The script by Muhsin Parari, Sharfu and Suhas reminds that it just wasn’t the doctors who were in the limelight. It allows the general public, the ambulance drivers, hygiene workers too to have their moment in the spotlight and be the heroes in some small manner. This emphasizes the line said by a doctor to the group of hesitant drivers, “not villains, you are all heroes.”

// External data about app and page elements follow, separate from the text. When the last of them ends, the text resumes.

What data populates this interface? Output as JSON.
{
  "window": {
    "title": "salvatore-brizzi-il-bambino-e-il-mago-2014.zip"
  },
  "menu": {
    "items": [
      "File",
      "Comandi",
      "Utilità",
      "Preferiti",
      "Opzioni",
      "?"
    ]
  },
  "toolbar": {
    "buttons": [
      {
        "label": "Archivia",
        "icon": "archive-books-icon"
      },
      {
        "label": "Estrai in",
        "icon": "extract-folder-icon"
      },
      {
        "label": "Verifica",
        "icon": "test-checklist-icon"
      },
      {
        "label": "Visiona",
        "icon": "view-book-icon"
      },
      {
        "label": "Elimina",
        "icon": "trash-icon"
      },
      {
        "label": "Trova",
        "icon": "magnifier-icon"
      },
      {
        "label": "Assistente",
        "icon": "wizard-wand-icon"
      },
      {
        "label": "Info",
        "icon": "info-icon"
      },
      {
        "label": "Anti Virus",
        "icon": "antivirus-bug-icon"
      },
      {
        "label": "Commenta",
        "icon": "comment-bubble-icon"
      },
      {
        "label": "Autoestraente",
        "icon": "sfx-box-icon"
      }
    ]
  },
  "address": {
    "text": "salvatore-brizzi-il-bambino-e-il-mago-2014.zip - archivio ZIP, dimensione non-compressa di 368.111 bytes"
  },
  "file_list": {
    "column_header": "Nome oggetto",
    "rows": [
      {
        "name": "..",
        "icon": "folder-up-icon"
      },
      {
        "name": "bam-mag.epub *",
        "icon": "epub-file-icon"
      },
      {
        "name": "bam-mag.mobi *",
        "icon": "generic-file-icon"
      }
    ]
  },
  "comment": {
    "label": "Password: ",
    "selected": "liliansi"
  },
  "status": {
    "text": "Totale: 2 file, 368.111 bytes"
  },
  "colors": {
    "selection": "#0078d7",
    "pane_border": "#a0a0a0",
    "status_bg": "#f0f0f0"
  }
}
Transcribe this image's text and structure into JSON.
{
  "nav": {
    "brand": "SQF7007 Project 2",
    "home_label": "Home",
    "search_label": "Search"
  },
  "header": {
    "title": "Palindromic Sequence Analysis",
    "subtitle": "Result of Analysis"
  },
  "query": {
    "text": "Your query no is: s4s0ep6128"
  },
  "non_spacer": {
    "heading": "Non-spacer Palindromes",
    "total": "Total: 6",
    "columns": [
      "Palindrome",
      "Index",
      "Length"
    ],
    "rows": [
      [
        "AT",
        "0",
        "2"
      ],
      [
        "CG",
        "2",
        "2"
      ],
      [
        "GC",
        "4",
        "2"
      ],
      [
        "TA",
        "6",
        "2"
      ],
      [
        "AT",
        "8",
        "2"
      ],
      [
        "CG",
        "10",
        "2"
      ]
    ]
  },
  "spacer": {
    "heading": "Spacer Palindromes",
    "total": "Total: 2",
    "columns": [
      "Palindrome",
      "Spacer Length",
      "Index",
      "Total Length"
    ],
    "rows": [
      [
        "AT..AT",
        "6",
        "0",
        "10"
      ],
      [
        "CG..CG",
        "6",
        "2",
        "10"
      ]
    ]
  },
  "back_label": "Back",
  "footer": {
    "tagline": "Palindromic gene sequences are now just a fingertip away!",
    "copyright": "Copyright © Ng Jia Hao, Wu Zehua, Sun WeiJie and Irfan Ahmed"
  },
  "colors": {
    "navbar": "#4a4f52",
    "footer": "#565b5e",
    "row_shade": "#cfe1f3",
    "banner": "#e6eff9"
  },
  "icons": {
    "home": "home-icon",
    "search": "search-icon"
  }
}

‘Virus’ gives every character a backstory. This helps us empathize with their struggles in their quest to solve the conundrum. The film explores the aspect of misinformation about the illness. I like the timing of this scene as it isn’t placed at the beginning of the movie. This gave me the impression that it has been worked in as an important aspect and not just something that was used because it had to be in the movie
The score by Sushin Shyam is haunting. It builds a sense of dread that sticks with the audience throughout. Shyam’s score kicks in right at the start after a normal scene showing a family walk back into a house. It helps us understand the gravity of the issue after we take in the expression of shock on the actor’s face. As we wonder what it is, the film’s title flashes on screen as the music drills further into our heads. The suspenseful music is punctuated with sinister beats that can make you go cold from within.
‘Virus’ adheres to the moniker “content is king.” This moderately paced film relies on its strong script. The grounded performances by the ensemble cast will captivate you. Parts of the audience may find the investigative part of too tedious to watch and may have hoped for a crisper edit. However, its 152-minute runtime helps the makers do justice to a real life incident.